Vorzugsaktie
Definition
Die Vorzugsaktie ist eine Aktiengattung ohne Stimmrecht, die dem Inhaber im Gegenzug bevorzugte Rechte bei der Gewinnausschüttung — meist eine höhere oder garantierte Dividende — einräumt.
Was ist eine Vorzugsaktie?
Die Vorzugsaktie (englisch: preferred share) ist eine besondere Aktiengattung, die dem Inhaber im Vergleich zur Stammaktie bevorzugte Rechte bei der Gewinnverteilung einräumt – im Gegenzug verzichtet der Halter in der Regel auf das Stimmrecht in der Hauptversammlung.
Merkmale der Vorzugsaktie
Vorzugsdividende: Das Kernprivileg. Vorzugsaktionäre erhalten ihre festgelegte Dividende vorrangig vor Stammaktionären ausgezahlt. Häufig ist ein fester Mindestbetrag je Aktie in der Satzung verankert – z. B. 0,13 € mehr als die Stammaktie.
Kumulatives Nachzahlungsrecht: Fällt die Dividende in einem Geschäftsjahr aus (etwa wegen eines Verlustes), haben Vorzugsaktionäre typischerweise Anspruch auf Nachzahlung in den Folgejahren, bevor Stammaktionäre bedient werden.

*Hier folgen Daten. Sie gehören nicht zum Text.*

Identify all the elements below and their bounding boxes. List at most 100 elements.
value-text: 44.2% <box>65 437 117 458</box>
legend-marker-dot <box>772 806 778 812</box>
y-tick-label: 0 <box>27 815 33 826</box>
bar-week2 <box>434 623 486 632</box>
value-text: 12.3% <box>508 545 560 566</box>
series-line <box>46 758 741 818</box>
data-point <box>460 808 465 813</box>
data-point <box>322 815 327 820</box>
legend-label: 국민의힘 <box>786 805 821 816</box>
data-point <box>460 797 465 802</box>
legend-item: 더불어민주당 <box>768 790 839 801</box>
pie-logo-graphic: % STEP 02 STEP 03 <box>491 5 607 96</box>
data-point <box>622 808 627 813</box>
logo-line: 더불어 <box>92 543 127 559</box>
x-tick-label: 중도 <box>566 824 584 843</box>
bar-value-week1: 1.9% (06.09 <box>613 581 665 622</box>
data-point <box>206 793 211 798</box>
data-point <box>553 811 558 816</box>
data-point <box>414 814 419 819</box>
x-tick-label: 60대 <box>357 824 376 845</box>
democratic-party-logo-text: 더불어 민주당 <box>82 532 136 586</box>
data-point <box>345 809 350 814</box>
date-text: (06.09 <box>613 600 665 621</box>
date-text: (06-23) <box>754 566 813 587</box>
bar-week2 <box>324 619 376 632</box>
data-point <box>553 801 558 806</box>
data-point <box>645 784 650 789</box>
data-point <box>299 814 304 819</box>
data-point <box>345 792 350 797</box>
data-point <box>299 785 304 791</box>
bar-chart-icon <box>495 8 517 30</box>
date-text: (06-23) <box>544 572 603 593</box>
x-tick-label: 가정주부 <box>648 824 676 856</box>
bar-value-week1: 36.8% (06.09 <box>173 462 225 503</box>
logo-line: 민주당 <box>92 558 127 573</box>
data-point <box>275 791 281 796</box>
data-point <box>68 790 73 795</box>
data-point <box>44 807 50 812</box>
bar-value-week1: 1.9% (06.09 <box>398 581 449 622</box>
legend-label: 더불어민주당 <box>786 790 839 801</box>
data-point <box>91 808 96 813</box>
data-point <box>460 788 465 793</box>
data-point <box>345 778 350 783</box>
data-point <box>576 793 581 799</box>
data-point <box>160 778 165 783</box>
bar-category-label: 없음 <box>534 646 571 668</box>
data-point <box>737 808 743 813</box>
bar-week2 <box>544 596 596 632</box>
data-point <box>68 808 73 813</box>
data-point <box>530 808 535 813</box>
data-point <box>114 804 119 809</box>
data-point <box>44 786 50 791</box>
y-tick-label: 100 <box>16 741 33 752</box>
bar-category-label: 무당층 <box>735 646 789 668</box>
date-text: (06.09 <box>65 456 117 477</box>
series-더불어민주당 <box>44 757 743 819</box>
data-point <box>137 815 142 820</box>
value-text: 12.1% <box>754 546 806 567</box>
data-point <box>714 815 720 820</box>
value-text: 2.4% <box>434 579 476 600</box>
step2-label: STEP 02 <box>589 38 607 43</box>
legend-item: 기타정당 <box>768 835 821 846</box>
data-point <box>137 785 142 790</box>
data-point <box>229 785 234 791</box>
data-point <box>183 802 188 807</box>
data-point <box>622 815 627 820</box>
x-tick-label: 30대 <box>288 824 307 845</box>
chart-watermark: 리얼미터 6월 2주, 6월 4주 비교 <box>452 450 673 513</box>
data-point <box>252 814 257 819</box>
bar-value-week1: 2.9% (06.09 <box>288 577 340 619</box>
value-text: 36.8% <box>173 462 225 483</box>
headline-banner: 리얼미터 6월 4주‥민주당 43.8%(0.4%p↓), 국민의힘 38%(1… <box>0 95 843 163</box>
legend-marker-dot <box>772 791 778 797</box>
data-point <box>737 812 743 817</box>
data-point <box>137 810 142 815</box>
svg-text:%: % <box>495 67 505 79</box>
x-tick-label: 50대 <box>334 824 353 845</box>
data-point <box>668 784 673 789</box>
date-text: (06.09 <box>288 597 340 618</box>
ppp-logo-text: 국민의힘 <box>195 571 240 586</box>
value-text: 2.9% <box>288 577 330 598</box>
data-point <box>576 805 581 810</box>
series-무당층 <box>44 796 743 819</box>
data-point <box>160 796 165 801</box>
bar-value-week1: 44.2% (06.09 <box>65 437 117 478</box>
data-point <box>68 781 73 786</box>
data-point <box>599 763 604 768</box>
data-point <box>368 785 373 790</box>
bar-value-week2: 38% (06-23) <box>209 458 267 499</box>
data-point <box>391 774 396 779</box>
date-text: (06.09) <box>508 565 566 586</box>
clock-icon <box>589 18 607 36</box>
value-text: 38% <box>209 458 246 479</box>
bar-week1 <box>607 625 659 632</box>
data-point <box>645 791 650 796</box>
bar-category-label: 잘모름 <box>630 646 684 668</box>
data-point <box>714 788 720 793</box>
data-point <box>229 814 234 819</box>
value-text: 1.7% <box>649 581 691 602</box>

Kein Stimmrecht (Regelfall): Dafür, dass Vorzugsaktionäre auf das Stimmrecht verzichten, erhalten sie die Dividendenprivilegien. In Deutschland ist das Stimmrecht bei Vorzugsaktien gemäß § 139 AktG ausgeschlossen – außer die Vorzugsdividende wird nicht gezahlt, dann lebt es vorübergehend wieder auf.
Praxisbeispiel: BMW AG
Die BMW AG (WKN: 519003 für Stammaktien, WKN: 519004 für Vorzugsaktien) ist ein klassisches deutsches Beispiel. BMW-Vorzugsaktionäre erhalten eine um 0,02 € je Aktie höhere Dividende als Stammaktionäre. Da sie kein Stimmrecht besitzen, werden sie auf der Hauptversammlung nicht zu Entscheidungen über die strategische Ausrichtung des Konzerns gehört.
Kursabschlag bei Vorzugsaktien
In der Praxis handeln Vorzugsaktien oft mit einem Abschlag (Discount) gegenüber der Stammaktie – typischerweise 5–15 %. Begründung: Das fehlende Stimmrecht wird vom Markt als Nachteil bewertet, insbesondere in Übernahmesituationen, wo Stimmrechte einen Prämienaufschlag erzielen.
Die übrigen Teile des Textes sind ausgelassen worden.